Think about the path of the ball. The theatre asked nothing of the audience but to pay attention. Cinema kept that contract. Television kept it too, adding only the choice of channel. For about 2,500 years, from the amphitheatres of Athens to the living-room TV, “entertainment” meant a performance you received. The audience was passive.

That contract is now breaking, and the data shows exactly where. Gaming makes around $184 billion a year – almost twice as much as film and music together. The digital entertainment market is expected to grow from $482.3 billion in 2025 to $1,080.5 billion by 2035, according to Market.us. And the growth isn’t in better versions of watching. It’s in formats that respond.

The reason for the shift is simple. The finished film is the same for every viewer and never changes. You can’t predict what will happen in an interactive experience because it responds to your actions. This difference is directly linked to how people pay attention. PwC’s 2026 outlook documented “subscription fatigue” in mature streaming markets – 39% of users cancelled a service within six months – even as interactive and immersive formats continued to expand. Passive content is becoming less popular. Participatory content isn’t.

This isn’t a new human instinct; it’s just a new way of looking at it. People always wanted to get involved – to shout at the stage, bet on the outcome, argue about the result. The theatre couldn’t accommodate that. The television couldn’t either. What has changed is not what we want, but the technology that can make it happen. Smartphones now account for the largest share of the digital entertainment device market (58.4%), and cheap mobile data has solved the last issue.

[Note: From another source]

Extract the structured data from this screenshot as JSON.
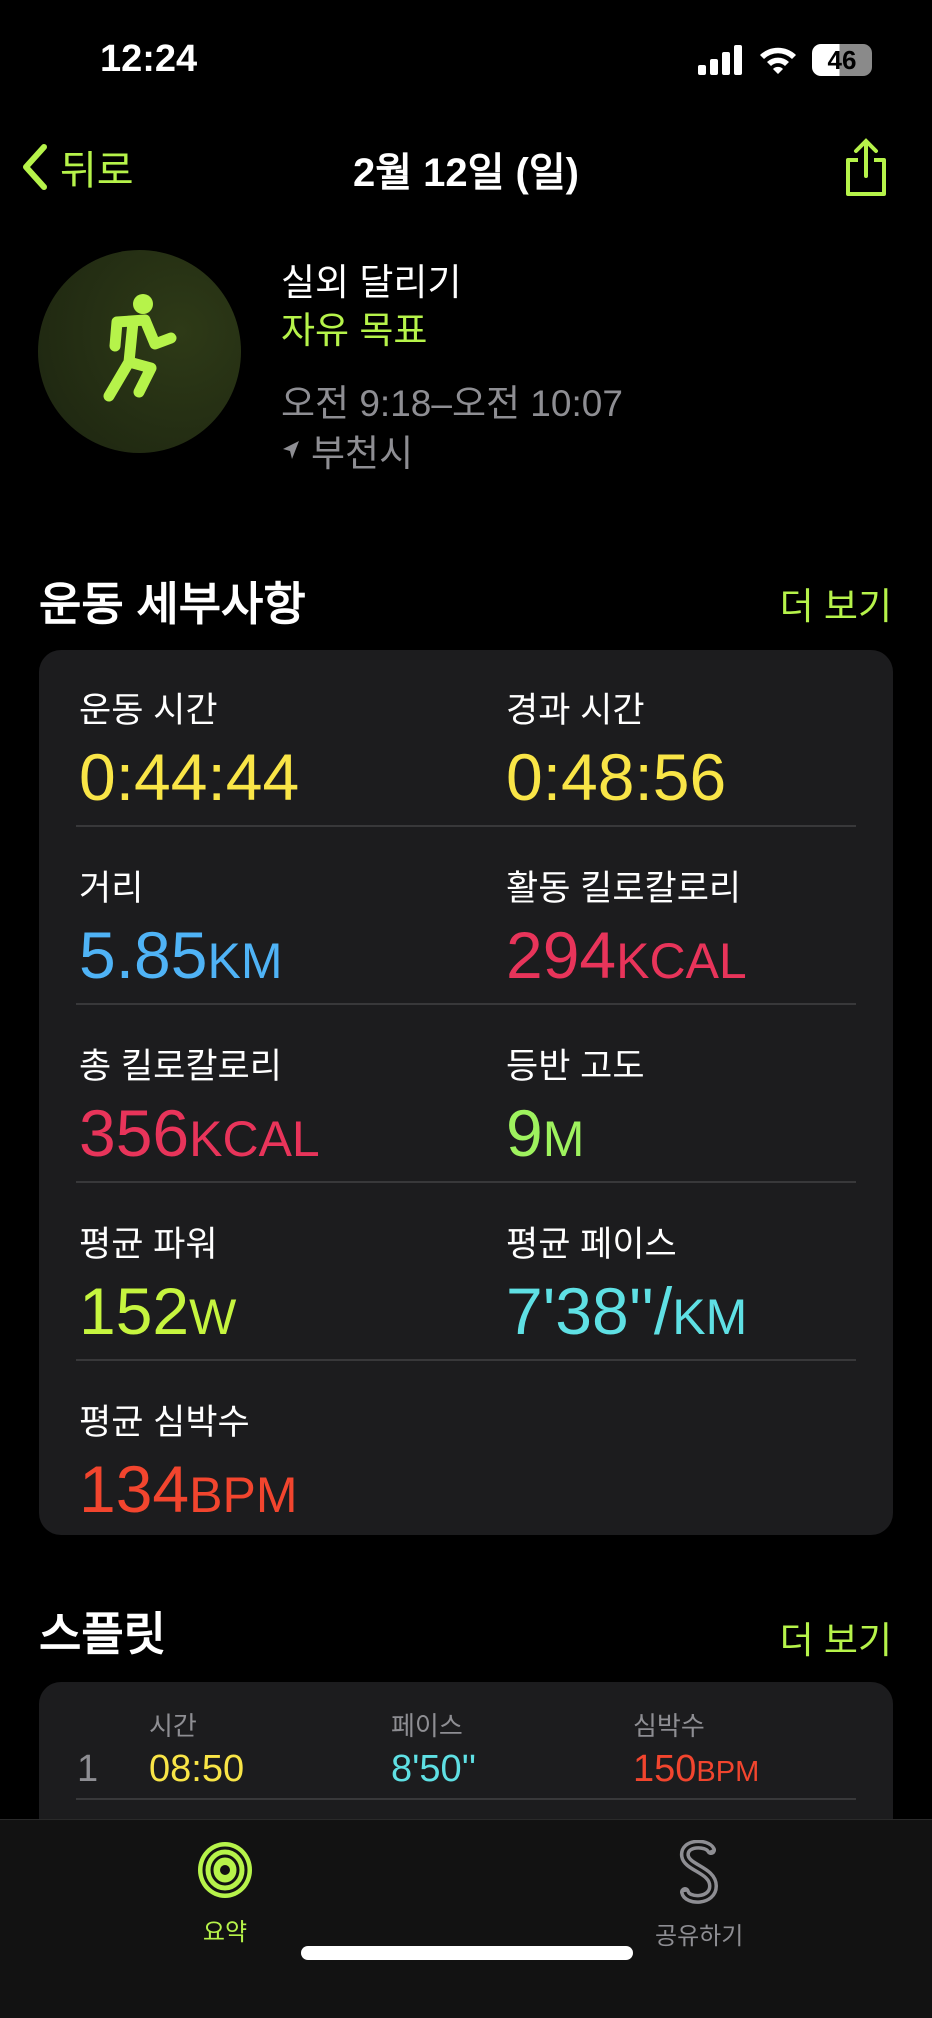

Gambling is the oldest form of interactive entertainment, which is why it fits perfectly into this change. When someone chooses to play online slots on a platform like jabulabets.co.za, the appeal is the same as it was in the betting rings of centuries ago – the outcome depends on the player, and it changes every round. GeoPoll’s 2025 data show the pattern in real time: 94% of African gamblers use a phone, and fast, interactive formats like crash games have become the main choice for 24% of respondents. The medium is new. The impulse is very old.

This will cause big changes in the industry, but it’s not the end of the world. Theatre survived cinema. Cinema survived television. Passive formats will still be around, but they’re becoming just one option among many and are no longer the most popular choice. The focus has shifted to whatever allows the audience to participate.

The audience that sat still for 2,500 years has stood up. The industries that understand what their regular customers actually want – to get involved, not just watch – are the ones that will benefit from the next $600 billion in growth.

FAQ

How has entertainment changed from theatre to interactive formats?

For thousands of years, people watched performances – first theatre, then cinema, then TV. Digital technology, especially mobile, finally let audiences get involved. Now, the gaming and gambling industries are growing quickly.

Why are interactive formats growing faster than film and TV?

They respond to the user. A film is always the same, but an interactive experience is different every time you play it. This makes people more interested. But passive streaming shows that people get bored of paying for shows. 39% of users cancel within six months.

What about casino and slots formats?

Gambling is the oldest form of interactive entertainment. The same impulse that drove people to place bets in the past also drives people to play online slots today. The outcome of each round is different, and this is now possible on mobile, where 94% of African players engage.